What is Cardinality?

In the context of Sentio Metrics (Counters and Gauges), cardinality refers to the number of unique combinations of label values associated with a single metric name.

For example, if you have a metric transaction_volume with labels token and dex:

{ token: 'USDC', dex: 'Uniswap' } is one series.
{ token: 'DAI', dex: 'Uniswap' } is another series.
{ token: 'USDC', dex: 'Sushiswap' } is a third series.

The total number of such unique combinations is the cardinality of the transaction_volume metric.

Why Avoid High Cardinality?

Sentio, like most time-series databases, performs best when the cardinality per metric is kept within reasonable limits. There's typically a hard limit (often around 10,000 unique series per metric name) enforced by the system.

Exceeding this limit will usually cause your processor to stop running with an error message like "Time series exceeds limit" or similar.

High cardinality also negatively impacts:

Performance: Querying metrics with millions of series becomes slow.
Cost: Storing a vast number of individual time series can be expensive.
Usability: Dashboards become cluttered and difficult to interpret.

Examples of High Cardinality Labels (To Avoid in Metrics)

Wallet Addresses: ({ user_address: '0x123...' })
Transaction Hashes: ({ tx_hash: '0xabc...' })
Token IDs (for large NFT collections): ({ token_id: '1234567' })
Raw Numerical Amounts (if highly variable): ({ amount: '123.456789' })
Arbitrary Pool Addresses (if not whitelisted/categorized): ({ pool_address: '0xdef...' })
Timestamps or Block Numbers as Labels
Any identifier with thousands or millions of potential unique values.

What to Do Instead?

If you need to record data associated with high-cardinality identifiers, use:

Event Logs: Add the high-cardinality identifier as an attribute within the log.

// Instead of: ctx.meter.Counter('user_tx_count').add(1, { user: tx.from })
// Use:
ctx.eventLogger.emit('UserTransaction', {
  distinctId: tx.from, // Good for user analytics
  user_address: tx.from, // Add as attribute
  value: tx.value.toString()
});

Entities: Define an entity where the high-cardinality identifier is the id or a field.

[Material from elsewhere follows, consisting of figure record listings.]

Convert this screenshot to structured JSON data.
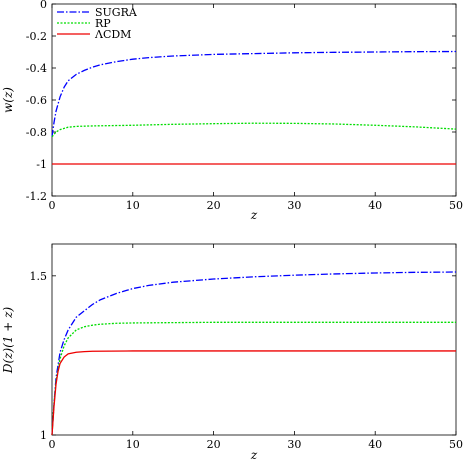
{
  "chart_data": [
    {
      "type": "line",
      "xlabel": "z",
      "ylabel": "w(z)",
      "xlim": [
        0,
        50
      ],
      "ylim": [
        -1.2,
        0
      ],
      "xticks": [
        "0",
        "10",
        "20",
        "30",
        "40",
        "50"
      ],
      "yticks": [
        "0",
        "-0.2",
        "-0.4",
        "-0.6",
        "-0.8",
        "-1",
        "-1.2"
      ],
      "legend": {
        "placement": "top-left"
      },
      "grid": false,
      "series": [
        {
          "name": "SUGRA",
          "color": "#0000ff",
          "dash": "dash-dot",
          "x": [
            0,
            0.25,
            0.5,
            1,
            1.5,
            2,
            3,
            4,
            5,
            6,
            8,
            10,
            12,
            15,
            20,
            25,
            30,
            35,
            40,
            45,
            50
          ],
          "y": [
            -0.83,
            -0.74,
            -0.67,
            -0.58,
            -0.52,
            -0.48,
            -0.44,
            -0.415,
            -0.395,
            -0.38,
            -0.36,
            -0.345,
            -0.335,
            -0.325,
            -0.315,
            -0.31,
            -0.305,
            -0.302,
            -0.3,
            -0.298,
            -0.297
          ]
        },
        {
          "name": "RP",
          "color": "#00dd00",
          "dash": "dotted",
          "x": [
            0,
            0.5,
            1,
            2,
            3,
            5,
            10,
            15,
            20,
            25,
            30,
            35,
            40,
            45,
            50
          ],
          "y": [
            -0.83,
            -0.8,
            -0.785,
            -0.77,
            -0.765,
            -0.762,
            -0.758,
            -0.752,
            -0.748,
            -0.745,
            -0.746,
            -0.75,
            -0.758,
            -0.768,
            -0.782
          ]
        },
        {
          "name": "ΛCDM",
          "color": "#ee0000",
          "dash": "solid",
          "x": [
            0,
            50
          ],
          "y": [
            -1,
            -1
          ]
        }
      ]
    },
    {
      "type": "line",
      "xlabel": "z",
      "ylabel": "D(z)(1 + z)",
      "xlim": [
        0,
        50
      ],
      "ylim": [
        1,
        1.6
      ],
      "xticks": [
        "0",
        "10",
        "20",
        "30",
        "40",
        "50"
      ],
      "yticks": [
        "1",
        "1.5"
      ],
      "grid": false,
      "series": [
        {
          "name": "SUGRA",
          "color": "#0000ff",
          "dash": "dash-dot",
          "x": [
            0,
            0.25,
            0.5,
            1,
            1.5,
            2,
            3,
            4,
            5,
            6,
            8,
            10,
            12,
            15,
            20,
            25,
            30,
            35,
            40,
            45,
            50
          ],
          "y": [
            1.0,
            1.1,
            1.18,
            1.26,
            1.3,
            1.33,
            1.37,
            1.39,
            1.41,
            1.425,
            1.445,
            1.46,
            1.47,
            1.48,
            1.49,
            1.497,
            1.502,
            1.506,
            1.509,
            1.511,
            1.512
          ]
        },
        {
          "name": "RP",
          "color": "#00dd00",
          "dash": "dotted",
          "x": [
            0,
            0.25,
            0.5,
            1,
            1.5,
            2,
            3,
            4,
            5,
            6,
            8,
            10,
            15,
            20,
            30,
            40,
            50
          ],
          "y": [
            1.0,
            1.1,
            1.17,
            1.24,
            1.28,
            1.305,
            1.33,
            1.34,
            1.345,
            1.348,
            1.351,
            1.352,
            1.353,
            1.354,
            1.354,
            1.354,
            1.354
          ]
        },
        {
          "name": "ΛCDM",
          "color": "#ee0000",
          "dash": "solid",
          "x": [
            0,
            0.25,
            0.5,
            0.75,
            1,
            1.5,
            2,
            3,
            4,
            5,
            10,
            20,
            30,
            40,
            50
          ],
          "y": [
            1.0,
            1.09,
            1.16,
            1.2,
            1.225,
            1.245,
            1.255,
            1.26,
            1.262,
            1.263,
            1.264,
            1.264,
            1.264,
            1.264,
            1.264
          ]
        }
      ]
    }
  ]
}
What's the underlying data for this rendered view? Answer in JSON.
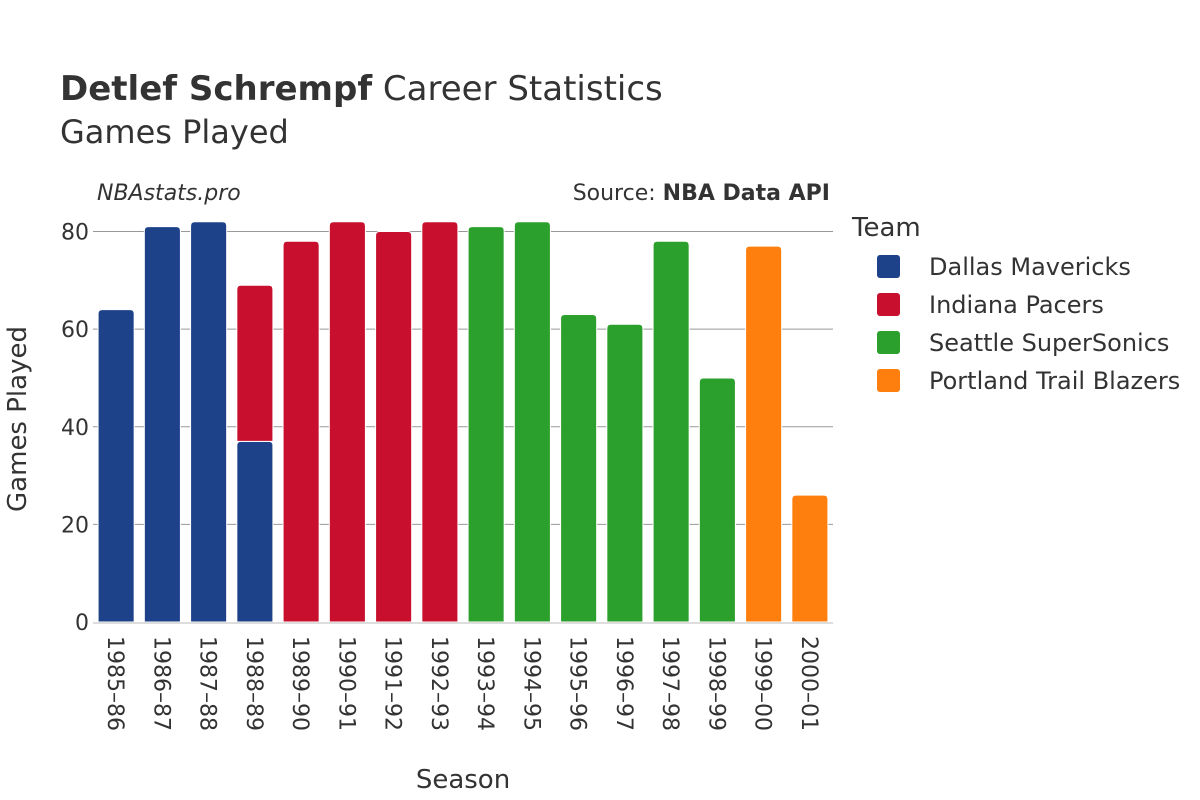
{
  "title": {
    "player": "Detlef Schrempf",
    "rest": " Career Statistics",
    "subtitle": "Games Played"
  },
  "watermark": "NBAstats.pro",
  "source": {
    "prefix": "Source: ",
    "name": "NBA Data API"
  },
  "legend_title": "Team",
  "chart_data": {
    "type": "bar",
    "stacked": true,
    "xlabel": "Season",
    "ylabel": "Games Played",
    "ylim": [
      0,
      84
    ],
    "yticks": [
      0,
      20,
      40,
      60,
      80
    ],
    "grid": true,
    "legend_position": "right",
    "categories": [
      "1985–86",
      "1986–87",
      "1987–88",
      "1988–89",
      "1989–90",
      "1990–91",
      "1991–92",
      "1992–93",
      "1993–94",
      "1994–95",
      "1995–96",
      "1996–97",
      "1997–98",
      "1998–99",
      "1999–00",
      "2000–01"
    ],
    "series": [
      {
        "name": "Dallas Mavericks",
        "color": "#1d428a",
        "values": [
          64,
          81,
          82,
          37,
          0,
          0,
          0,
          0,
          0,
          0,
          0,
          0,
          0,
          0,
          0,
          0
        ]
      },
      {
        "name": "Indiana Pacers",
        "color": "#c8102e",
        "values": [
          0,
          0,
          0,
          32,
          78,
          82,
          80,
          82,
          0,
          0,
          0,
          0,
          0,
          0,
          0,
          0
        ]
      },
      {
        "name": "Seattle SuperSonics",
        "color": "#2ca02c",
        "values": [
          0,
          0,
          0,
          0,
          0,
          0,
          0,
          0,
          81,
          82,
          63,
          61,
          78,
          50,
          0,
          0
        ]
      },
      {
        "name": "Portland Trail Blazers",
        "color": "#ff7f0e",
        "values": [
          0,
          0,
          0,
          0,
          0,
          0,
          0,
          0,
          0,
          0,
          0,
          0,
          0,
          0,
          77,
          26
        ]
      }
    ]
  }
}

This allows structured storage and querying via GraphQL/SQL.

// schema.graphql
type UserInteraction @entity {
  id: ID! # Transaction hash
  user: String! @index
  timestamp: BigInt!
  action: String!
}

// processor.ts
// Instead of: ctx.meter.Counter('actions').add(1, { txHash: tx.hash })
// Use:
const interaction = new UserInteraction({
  id: tx.hash,
  user: tx.from,
  timestamp: BigInt(ctx.timestamp.getTime()),
  action: 'swap'
});
await ctx.store.upsert(interaction);

By choosing the right data output type, you can ensure your processors run efficiently and reliably.